Joints¶
A joint declares what to compute. It is a named, immutable unit in the pipeline DAG that describes a data transformation without executing it. Joints do not run logic — they are compiled into a CompiledAssembly that the executor runs deterministically.
Every joint has a unique name, a type, and a set of options that vary by type:
| Type | Purpose |
|---|---|
source |
Read data from a catalog into the pipeline |
sql |
Transform data using a SQL query |
python |
Transform data using a Python function |
sink |
Write data from the pipeline to a catalog |
Source Joint¶
A source joint reads a table from a catalog. It has no upstream dependencies — always a root node in the DAG.
Inline Transforms¶
Source joints support optional columns, filter, and limit fields that push filtering, projection, and row limits to the adapter — so only the data you need is read from storage.
name: recent_orders
type: source
catalog: warehouse
table: raw_orders
columns:
- order_id
- customer_name
- revenue: price * quantity
filter: status = 'active' AND created_at > '2025-01-01'
limit: 1000
Column entries can be plain names (pass-through) or alias: expression mappings for renames, casts, and computed columns. The same transforms can be expressed in SQL form using FROM __self to reference the backing table:
-- rivet:name: recent_orders
-- rivet:type: source
-- rivet:catalog: warehouse
-- rivet:table: raw_orders
SELECT order_id, customer_name, price * quantity AS revenue
FROM __self
WHERE status = 'active' AND created_at > '2025-01-01'
LIMIT 1000
__self is a reserved alias that the compiler replaces with the actual table FQN at compile time.
See Source Inline Transforms for the full reference.
SQL Joint¶
A SQL joint transforms data using a SQL query. It references upstream joints by name in the FROM clause.
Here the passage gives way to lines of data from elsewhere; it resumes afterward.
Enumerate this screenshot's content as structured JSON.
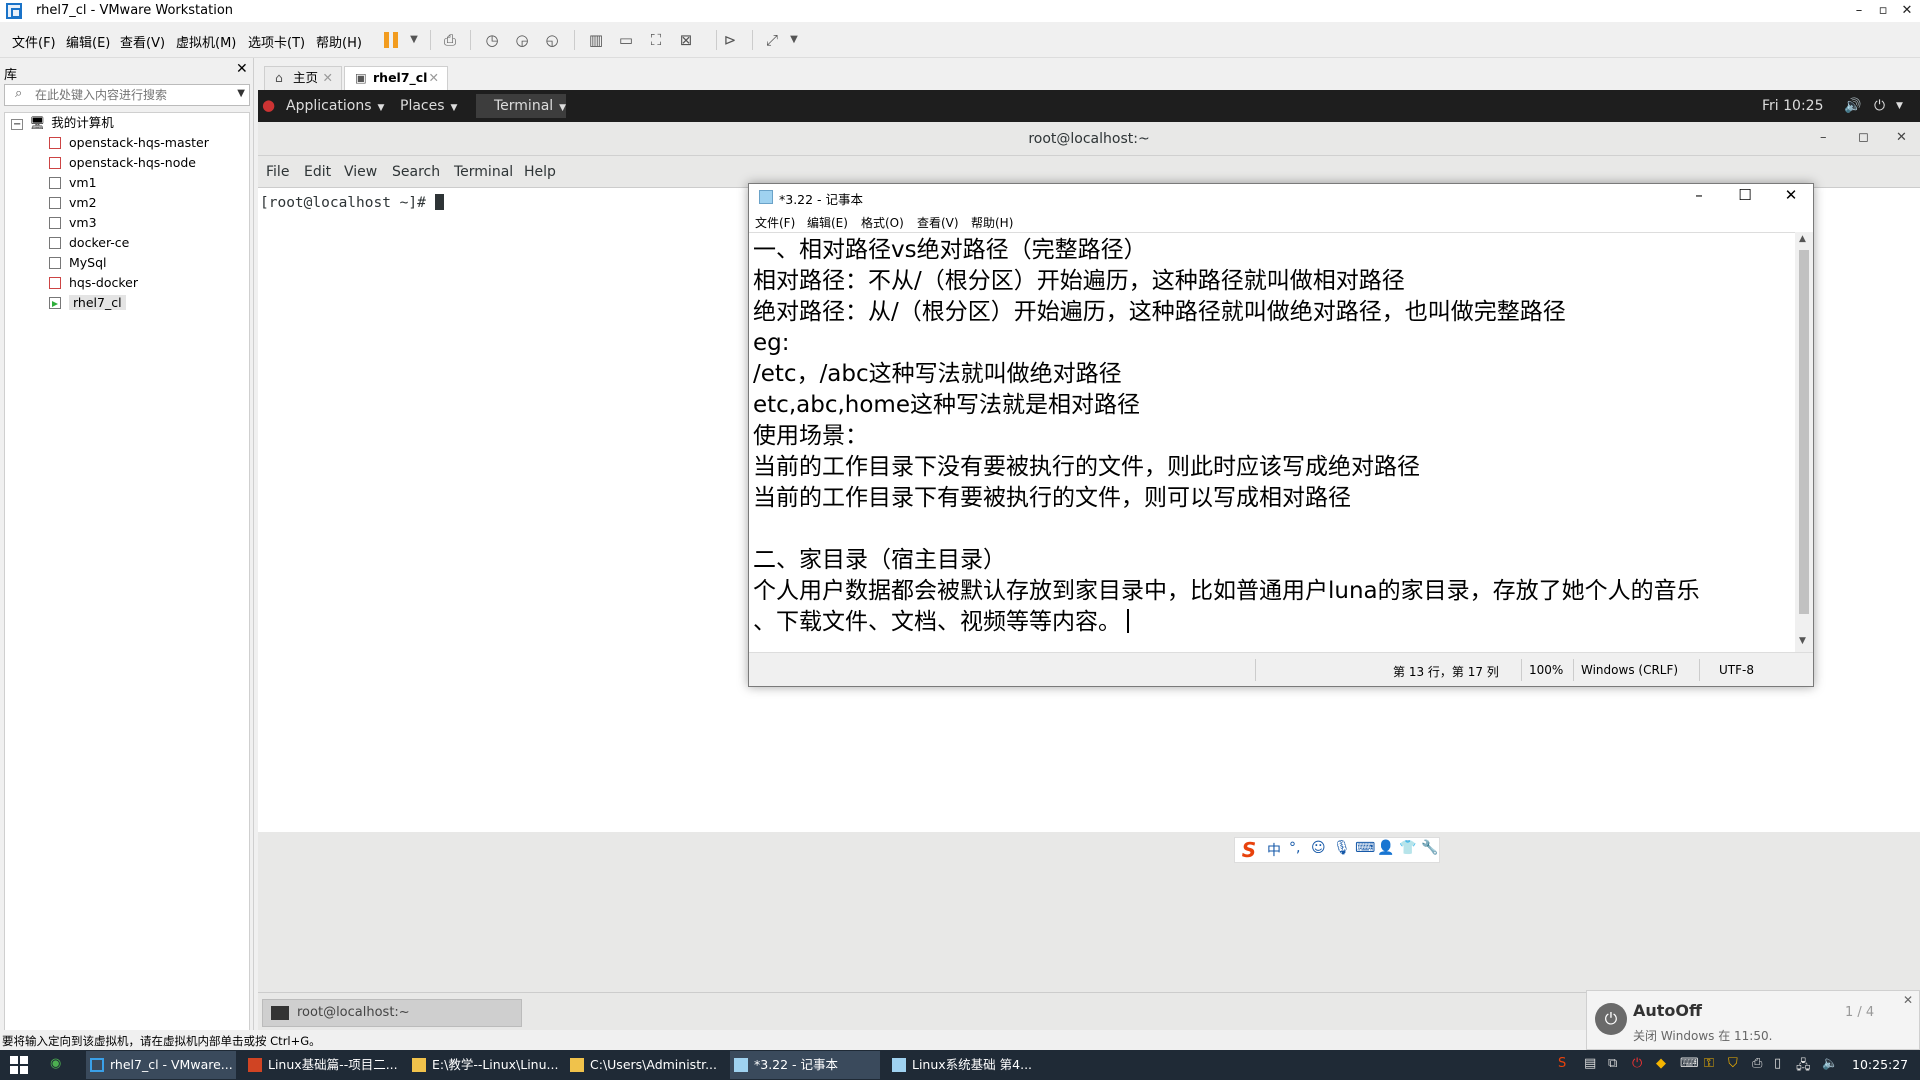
{
  "window": {
    "title": "rhel7_cl - VMware Workstation"
  },
  "menubar": [
    "文件(F)",
    "编辑(E)",
    "查看(V)",
    "虚拟机(M)",
    "选项卡(T)",
    "帮助(H)"
  ],
  "library": {
    "title": "库",
    "search_placeholder": "在此处键入内容进行搜索",
    "root": "我的计算机",
    "vms": [
      "openstack-hqs-master",
      "openstack-hqs-node",
      "vm1",
      "vm2",
      "vm3",
      "docker-ce",
      "MySql",
      "hqs-docker",
      "rhel7_cl"
    ]
  },
  "tabs": {
    "home": "主页",
    "vm": "rhel7_cl"
  },
  "gnome": {
    "applications": "Applications",
    "places": "Places",
    "terminal": "Terminal",
    "clock": "Fri 10:25"
  },
  "terminal": {
    "title": "root@localhost:~",
    "menu": [
      "File",
      "Edit",
      "View",
      "Search",
      "Terminal",
      "Help"
    ],
    "prompt": "[root@localhost ~]# "
  },
  "notepad": {
    "title": "*3.22 - 记事本",
    "menu": [
      "文件(F)",
      "编辑(E)",
      "格式(O)",
      "查看(V)",
      "帮助(H)"
    ],
    "lines": [
      "一、相对路径vs绝对路径（完整路径）",
      "相对路径：不从/（根分区）开始遍历，这种路径就叫做相对路径",
      "绝对路径：从/（根分区）开始遍历，这种路径就叫做绝对路径，也叫做完整路径",
      "eg:",
      "/etc，/abc这种写法就叫做绝对路径",
      "etc,abc,home这种写法就是相对路径",
      "使用场景：",
      "当前的工作目录下没有要被执行的文件，则此时应该写成绝对路径",
      "当前的工作目录下有要被执行的文件，则可以写成相对路径",
      "",
      "二、家目录（宿主目录）",
      "个人用户数据都会被默认存放到家目录中，比如普通用户luna的家目录，存放了她个人的音乐",
      "、下载文件、文档、视频等等内容。"
    ],
    "status": {
      "position": "第 13 行，第 17 列",
      "zoom": "100%",
      "eol": "Windows (CRLF)",
      "encoding": "UTF-8"
    }
  },
  "guest_taskbar": {
    "item": "root@localhost:~"
  },
  "ime": {
    "mode": "中"
  },
  "vm_status": "要将输入定向到该虚拟机，请在虚拟机内部单击或按 Ctrl+G。",
  "notification": {
    "title": "AutoOff",
    "subtitle": "关闭 Windows 在 11:50.",
    "page": "1 / 4"
  },
  "taskbar": {
    "apps": [
      "rhel7_cl - VMware...",
      "Linux基础篇--项目二...",
      "E:\\教学--Linux\\Linu...",
      "C:\\Users\\Administr...",
      "*3.22 - 记事本",
      "Linux系统基础 第4..."
    ],
    "clock": "10:25:27"
  },
  "colors": {
    "accent": "#1a73c8",
    "gnome_bar": "#1e1e1e",
    "taskbar": "#1f2a36",
    "pause": "#f29c1f"
  }
}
The engine resolves those references at compile time and fuses adjacent SQL joints on the same engine into a single query when possible.
Sink Joint¶
A sink joint writes the output of an upstream joint to a catalog. It is always a leaf node — nothing reads from a sink. The write_strategy controls how data is written (append, replace, merge, etc.).
Python Joint¶
A Python joint transforms data using a Python function. The function receives upstream MaterializedRef objects and must return a Material. Use Python joints when SQL is insufficient — ML models, external APIs, or complex row-level logic.
Fusion boundary
Python joints break SQL fusion. Adjacent SQL joints on either side compile into separate fused groups.
The handler function signature:
from rivet_core.models import Material
def score_orders(material: Material) -> Material:
table = material.to_arrow()
# ... apply scoring logic ...
return scored_table
Python Joint File Format¶
Python joints can be declared as standalone .py files using # rivet:key: value annotation comments. The config layer discovers .py files in sources/, joints/, and sinks/ directories and parses their annotations into JointDeclaration objects.
Annotation Syntax¶
The parser reads annotations from the top of the file and stops at the first non-annotation, non-blank line. All annotation keys and value types match the SQL annotation format.
Defaults¶
| Annotation | Default |
|---|---|
name |
File stem (e.g., scoring.py → scoring) |
type |
python |
function |
Auto-derived from file path (see below) |
Function Auto-Derivation¶
When no # rivet:function: annotation is provided, the parser derives it from the file's module path relative to the project root, appending :transform:
| File Path | Derived function |
|---|---|
joints/scoring.py |
joints.scoring:transform |
joints/sub/deep.py |
joints.sub.deep:transform |
Minimal Example¶
A .py joint file needs only a single annotation — name, type, and function are all auto-derived:
# joints/enrich.py
# rivet:upstream: [raw_orders]
import pyarrow as pa
from rivet_core.models import Material
def transform(material: Material) -> Material:
table = material.to_arrow()
return table.append_column("enriched", pa.array([True] * len(table)))
This produces: name="enrich", type="python", function="joints.enrich:transform".
Joint Lifecycle¶
All joints follow the same lifecycle regardless of type:
- Declaration — defined in SQL annotations, YAML, or Python
- Bridge forward —
rivet_bridgeconverts declarations intoJointmodel objects - Assembly — joints are assembled into a DAG (must be acyclic, all upstreams must exist)
- Compilation —
compile()produces aCompiledAssembly(pure: no I/O) - Execution — executor follows
execution_orderand materializes each joint
See Compilation for details on the compilation pipeline.